The true cost of appliances

June 4, 2008

If you think that 10-year-old refrigerator is saving you money, think again.

As the slumping U.S. housing market depresses demand for refrigerators and washers, manufacturers are looking to get the word out that newer appliances can save substantial amounts of energy.

The Association of Home Appliance Manufacturers, a group of appliance makers and suppliers, has drafted a report that quantifies the energy savings of some products.

Since 2000, refrigerators, dishwashers and washing machines have accounted for a 43 percent decrease in energy consumption, the group says.

Improvements in technology and design have made newer appliances more efficient. For example, washing machines now offer shorter wash cycles, while newer dishwashers have air drying options that cut energy use.

Front-loading washing machines (such as the one pictured) require less water and energy to operate. Energy consumed by clothes washers has fallen 63 percent since 2000, according to the data.

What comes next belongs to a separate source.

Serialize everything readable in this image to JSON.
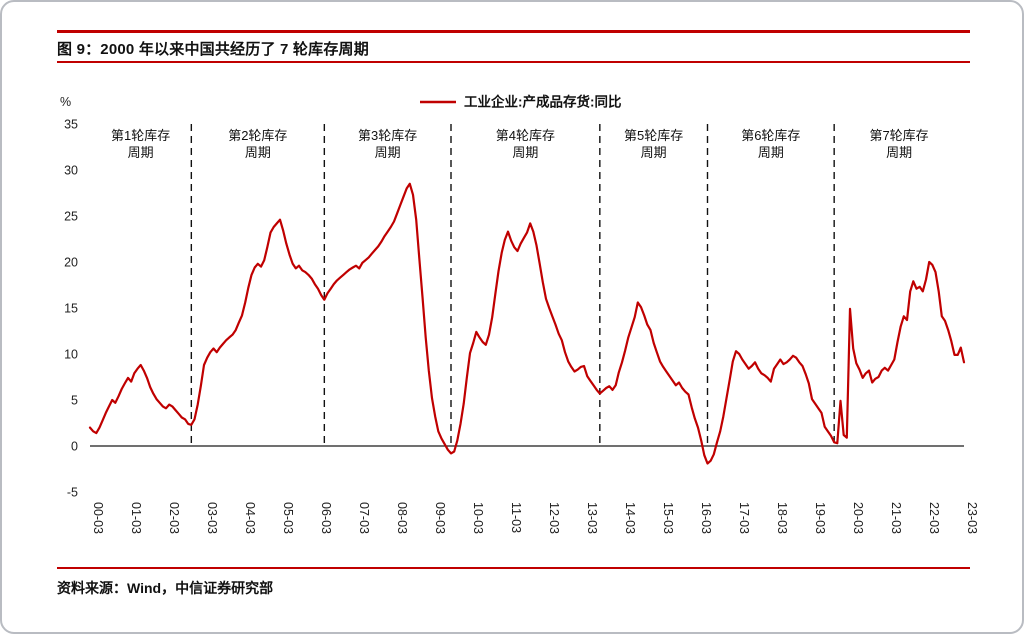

Another snippet: the average refrigerator sold today uses less energy than a 60-watt light bulb that runs 24 hours a day. More efficient compressors and better insulation help explain why.

“This data shows that replacing older appliances can make a huge impact in a family’s energy budget,” AHAM President Joseph McGuire said.

Still, the savings do have a cost. Some front-load washers cost more than $1,000.

Would you upgrade your older appliances to save energy?